The performers' movement portrays the central question of whether child-rearing is binding or liberating. The need and attachment is communicated through carrying, balancing and leaning. The cast switch between the parent and child characters to stress their mutual codependency. Abbi Greenland also speaks both sides of the conversation between a mother and a friend debating the virtues and value of motherhood, embattled by the woman's binaristic choice between fulfilling the socially predetermined duty or not. The switching also reminds us that these are roles we play, with the child sometimes finding themselves parenting the adult, as in Seales resisting their mother's antiquated gender views.
The actors also interrupt each other's dialogue, butting in and over each other like a child's demands on their mother's attention. They walk on their hands to suggest toddler crawls, or sit with dangling legs to suggest an inquisitive sibling. The slow physical theatre sequences aren't visually arresting, but their gentleness depicts the everyday gymnastics of motherhood.

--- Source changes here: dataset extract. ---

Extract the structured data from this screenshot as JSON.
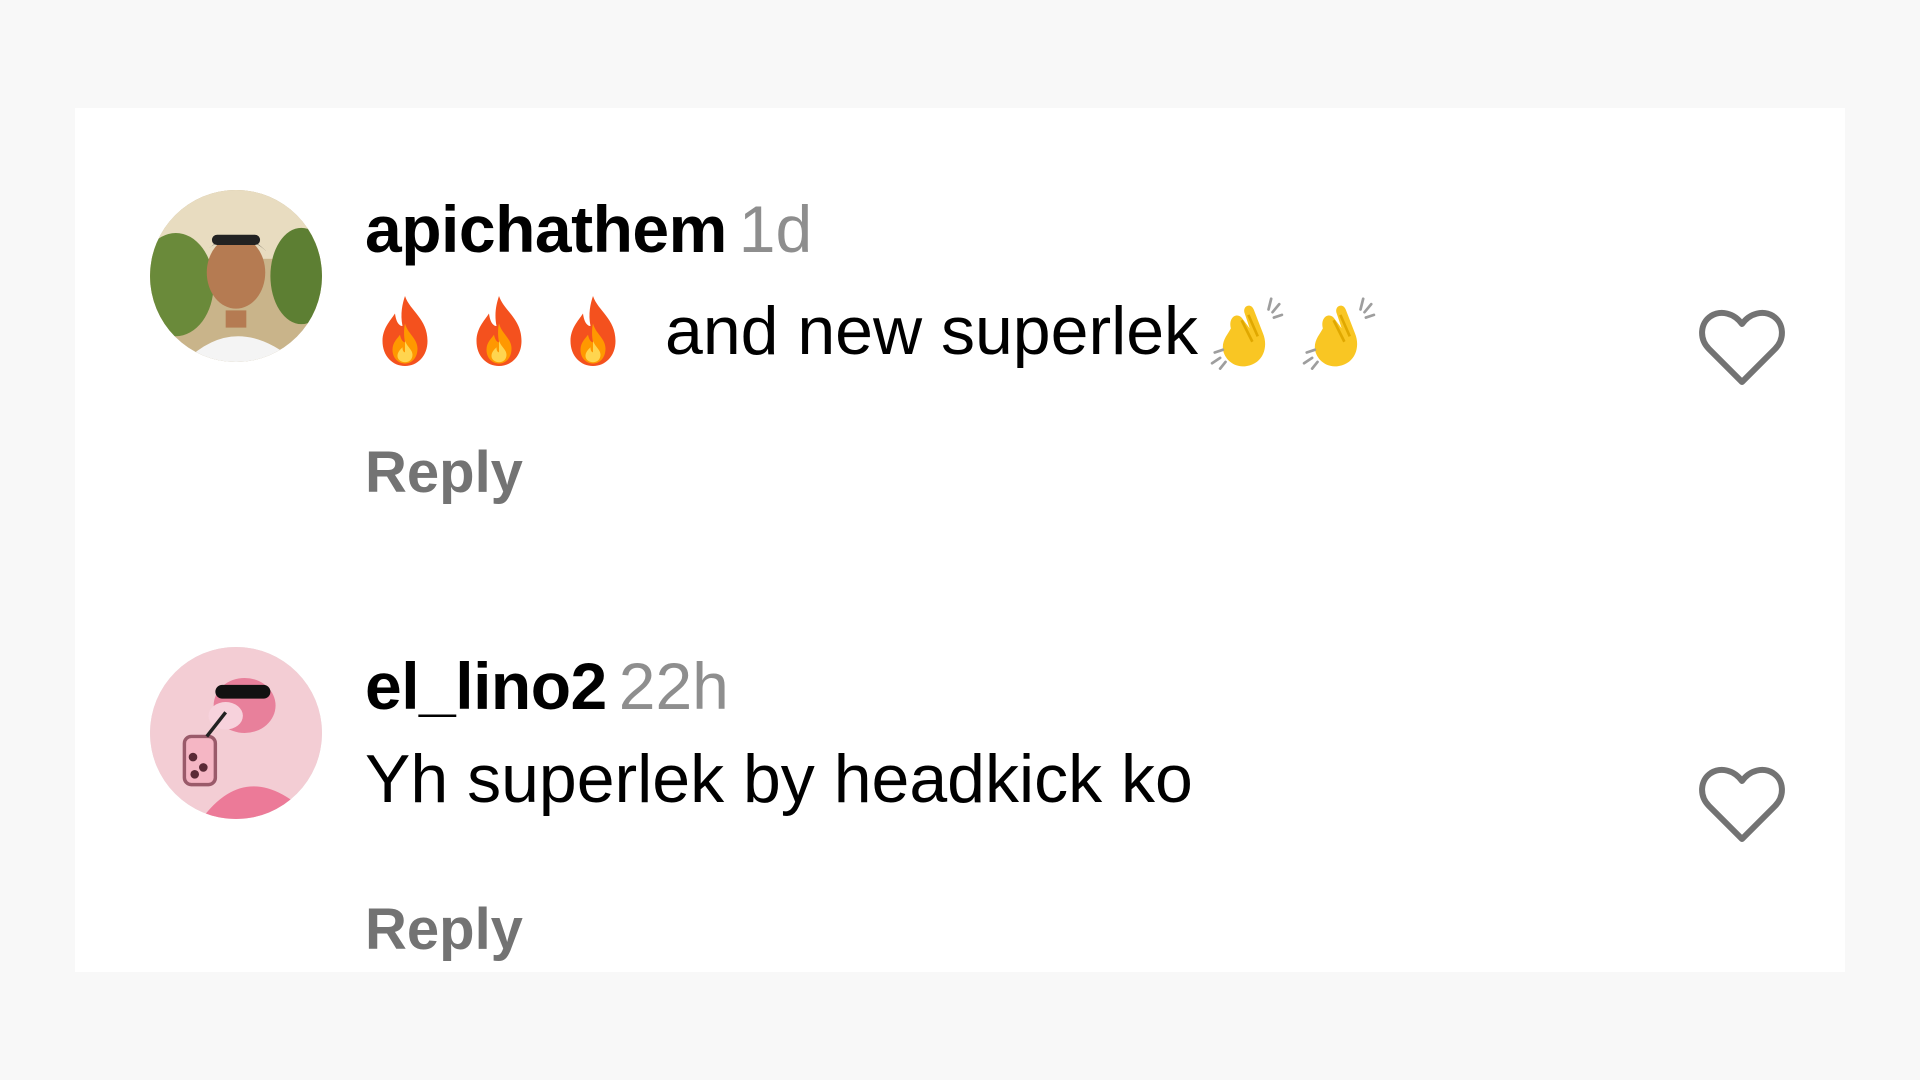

However, the piece struggles with its own balancing act. It's peppered with overstuffed scenes and stylistics that are too kaleidoscopic and idiosyncratic. Conversations are half-masked behind a translucent curtain, while a tender lullaby about the loss of a baby is performed from inside a closed washing machine. A song about the unease of raising boys which could grow to endanger women like themselves, feels too weighty and complex a subject to mention so fleetingly. Personifying their own genitalia as a rakish Don Giovanni, demanding to reproduce, feels crass, but conveys the way you can feel harried by the expectation your own body carries.

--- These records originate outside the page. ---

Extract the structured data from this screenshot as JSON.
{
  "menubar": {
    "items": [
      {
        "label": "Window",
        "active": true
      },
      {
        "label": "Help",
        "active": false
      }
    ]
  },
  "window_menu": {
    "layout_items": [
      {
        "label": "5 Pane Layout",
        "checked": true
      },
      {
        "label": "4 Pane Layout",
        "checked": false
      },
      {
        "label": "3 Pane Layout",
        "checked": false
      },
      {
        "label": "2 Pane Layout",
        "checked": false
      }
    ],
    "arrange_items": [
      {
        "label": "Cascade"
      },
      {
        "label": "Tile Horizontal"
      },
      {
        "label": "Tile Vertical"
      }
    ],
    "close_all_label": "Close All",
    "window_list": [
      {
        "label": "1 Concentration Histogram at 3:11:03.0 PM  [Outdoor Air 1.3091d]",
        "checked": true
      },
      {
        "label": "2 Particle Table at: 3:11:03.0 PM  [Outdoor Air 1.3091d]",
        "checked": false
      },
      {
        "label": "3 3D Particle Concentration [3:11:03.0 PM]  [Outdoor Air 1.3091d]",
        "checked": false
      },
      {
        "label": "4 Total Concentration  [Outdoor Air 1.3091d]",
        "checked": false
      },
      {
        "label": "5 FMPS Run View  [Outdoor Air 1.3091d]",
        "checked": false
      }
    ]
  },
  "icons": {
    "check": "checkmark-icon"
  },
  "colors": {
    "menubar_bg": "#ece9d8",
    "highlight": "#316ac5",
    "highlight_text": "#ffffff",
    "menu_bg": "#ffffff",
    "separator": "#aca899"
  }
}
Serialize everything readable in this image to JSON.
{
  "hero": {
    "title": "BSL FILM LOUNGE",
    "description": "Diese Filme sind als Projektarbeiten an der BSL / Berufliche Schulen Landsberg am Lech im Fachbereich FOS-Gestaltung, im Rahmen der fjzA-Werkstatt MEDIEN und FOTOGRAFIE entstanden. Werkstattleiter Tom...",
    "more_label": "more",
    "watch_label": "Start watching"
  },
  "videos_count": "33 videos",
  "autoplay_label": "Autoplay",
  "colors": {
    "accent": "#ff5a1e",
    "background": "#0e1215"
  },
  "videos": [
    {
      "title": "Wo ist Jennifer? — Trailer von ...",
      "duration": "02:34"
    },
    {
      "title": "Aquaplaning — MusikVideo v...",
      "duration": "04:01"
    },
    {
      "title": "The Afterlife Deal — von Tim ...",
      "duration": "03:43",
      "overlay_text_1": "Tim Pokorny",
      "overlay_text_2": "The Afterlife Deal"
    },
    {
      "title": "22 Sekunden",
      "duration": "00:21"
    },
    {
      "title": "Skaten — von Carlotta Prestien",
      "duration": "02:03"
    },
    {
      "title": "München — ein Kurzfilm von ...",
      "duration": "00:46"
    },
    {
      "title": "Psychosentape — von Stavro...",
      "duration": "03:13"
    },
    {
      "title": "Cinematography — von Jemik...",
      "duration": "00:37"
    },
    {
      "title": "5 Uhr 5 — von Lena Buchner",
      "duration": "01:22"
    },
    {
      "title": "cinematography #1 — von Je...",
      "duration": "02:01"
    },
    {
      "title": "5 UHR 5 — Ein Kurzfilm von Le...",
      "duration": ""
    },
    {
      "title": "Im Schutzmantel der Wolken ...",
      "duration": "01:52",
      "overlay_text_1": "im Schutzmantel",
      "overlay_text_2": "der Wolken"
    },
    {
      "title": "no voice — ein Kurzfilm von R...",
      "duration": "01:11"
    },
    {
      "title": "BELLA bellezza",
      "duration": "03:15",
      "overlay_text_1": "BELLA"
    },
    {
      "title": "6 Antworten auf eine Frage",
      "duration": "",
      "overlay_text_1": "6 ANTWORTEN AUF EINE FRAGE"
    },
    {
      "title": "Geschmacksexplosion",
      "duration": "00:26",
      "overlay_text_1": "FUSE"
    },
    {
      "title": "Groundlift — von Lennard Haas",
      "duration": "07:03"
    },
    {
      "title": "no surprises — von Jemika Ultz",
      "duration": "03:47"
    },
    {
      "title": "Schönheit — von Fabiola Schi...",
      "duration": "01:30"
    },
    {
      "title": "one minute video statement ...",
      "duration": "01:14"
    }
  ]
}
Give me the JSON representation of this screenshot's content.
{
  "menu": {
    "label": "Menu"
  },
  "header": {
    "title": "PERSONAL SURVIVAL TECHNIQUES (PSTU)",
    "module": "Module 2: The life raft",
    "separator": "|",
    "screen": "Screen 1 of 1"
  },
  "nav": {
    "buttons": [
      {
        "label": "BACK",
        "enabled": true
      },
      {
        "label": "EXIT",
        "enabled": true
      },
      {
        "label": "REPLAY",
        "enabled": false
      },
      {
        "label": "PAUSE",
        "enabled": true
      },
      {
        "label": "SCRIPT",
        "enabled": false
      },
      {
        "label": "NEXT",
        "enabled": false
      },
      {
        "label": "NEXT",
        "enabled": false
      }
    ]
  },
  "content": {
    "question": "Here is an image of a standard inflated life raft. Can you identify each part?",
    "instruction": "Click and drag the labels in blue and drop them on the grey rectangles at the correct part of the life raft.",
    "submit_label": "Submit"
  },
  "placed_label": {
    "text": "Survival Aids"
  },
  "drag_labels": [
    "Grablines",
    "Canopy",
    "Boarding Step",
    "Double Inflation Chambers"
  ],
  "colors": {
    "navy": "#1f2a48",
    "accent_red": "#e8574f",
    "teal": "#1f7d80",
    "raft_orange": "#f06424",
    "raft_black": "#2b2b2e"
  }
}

It scrambles to say everything it can, scattering varying versions and observations of motherhood with little definition. It also needs more of the depth from the loss of a child, both to death and to adulthood. And for all its many abstract storytelling approaches, it still resorts to the plainly didactic, breaking into meta moments where they simply tell us their own opinions or admit to their script's shortcomings. The montage of motherhood spreads itself across so much ground, at least some of it will resonate, but it's like a child's bedroom, needing a disciplined, focused mother's touch to help you navigate it.